An STM Driving Waveform Design Method Based on Active Damping for Ultrasound Mid-Air Haptics

Ultrasound mid-air haptics use an ultrasonic phased array to manipulate the ultrasonic waves’ phase, enabling the creation of foci at the desired location in space. Smooth and continuous tactile shapes can be rendered on the human hand using focal spatiotemporal modulation (STM), which requires a high spatial sampling rate and stable acoustic pressure maintenance during the switching process of the focal coordinates.

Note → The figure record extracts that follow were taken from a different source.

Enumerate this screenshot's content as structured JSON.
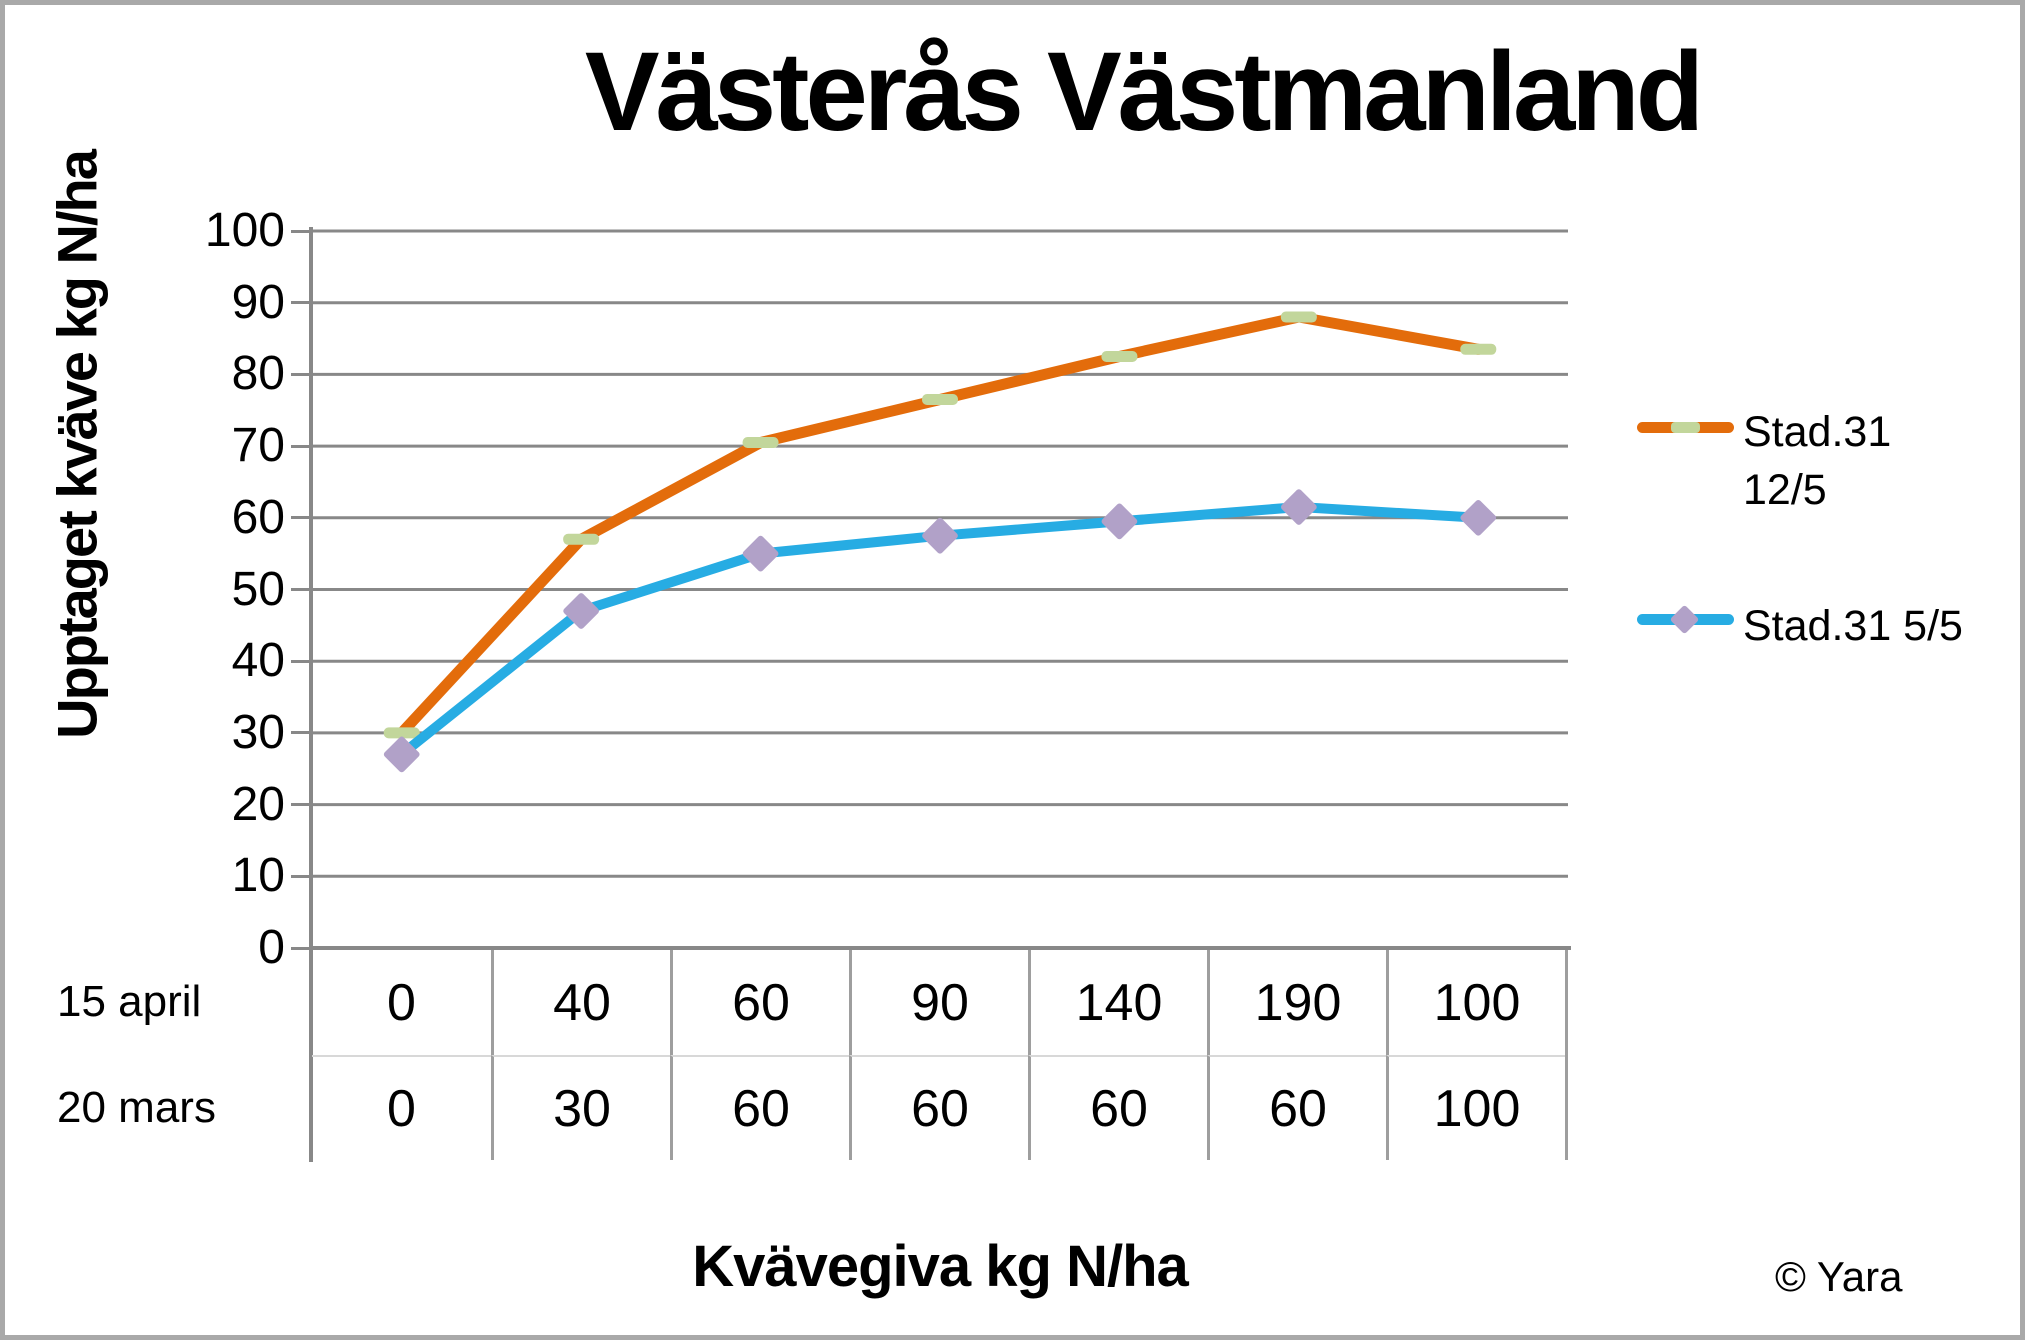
{
  "chart_data": {
    "type": "line",
    "title": "Västerås Västmanland",
    "xlabel": "Kvävegiva kg N/ha",
    "ylabel": "Upptaget kväve kg N/ha",
    "ylim": [
      0,
      100
    ],
    "yticks": [
      100,
      90,
      80,
      70,
      60,
      50,
      40,
      30,
      20,
      10,
      0
    ],
    "grid": "horizontal gridlines every 10",
    "legend_position": "right-middle",
    "series": [
      {
        "name": "Stad.31 12/5",
        "legend_lines": [
          "Stad.31",
          "12/5"
        ],
        "color": "#e36c0b",
        "marker": "dash",
        "marker_color": "#c2d69b",
        "values": [
          30,
          57,
          70.5,
          76.5,
          82.5,
          88,
          83.5
        ]
      },
      {
        "name": "Stad.31 5/5",
        "legend_lines": [
          "Stad.31 5/5"
        ],
        "color": "#27ace3",
        "marker": "diamond",
        "marker_color": "#b1a1c8",
        "values": [
          27,
          47,
          55,
          57.5,
          59.5,
          61.5,
          60
        ]
      }
    ],
    "x_table": {
      "rows": [
        {
          "label": "15 april",
          "values": [
            "0",
            "40",
            "60",
            "90",
            "140",
            "190",
            "100"
          ]
        },
        {
          "label": "20 mars",
          "values": [
            "0",
            "30",
            "60",
            "60",
            "60",
            "60",
            "100"
          ]
        }
      ]
    },
    "copyright": "© Yara",
    "colors": {
      "gridline": "#888888",
      "axis": "#888888",
      "table_divider": "#9e9e9e",
      "series1": "#e36c0b",
      "series1_marker": "#c2d69b",
      "series2": "#27ace3",
      "series2_marker": "#b1a1c8"
    }
  }
}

However, this stability is disrupted by STM focus movement, which results in tailing oscillations at the previous focus position overlapping with the initial excitation sound pressure at the next focus position. To address this problem, this study proposes an active damping-based strategy to suppress the effect of tailing oscillations on the STM focusing performance. Also, using a genetic algorithm for parameter optimization, this study develops a mathematical model of the piezoelectric transducer (PT) to design driving waveforms with active damping. Further, the optimal number and duty cycle of inverted damping pulses are determined and used after the excitation waveform. Finally, active damping-based STM performance tests are conducted. The results demonstrate that in the STM without active damping, the tailing oscillations have a strong inhibitory or promoting effect on the oscillation start-up of the subsequent focus as the focal moving distance decreases. The active damping strategy can improve the focal temporal resolution and restore the focusing performance to a single amplitude modulation (AM) focal point focusing level. The proposed method can accurately reproduce the sound pressure amplitude of a moving focus and improve the consistency of tactile perception amplitude in the air.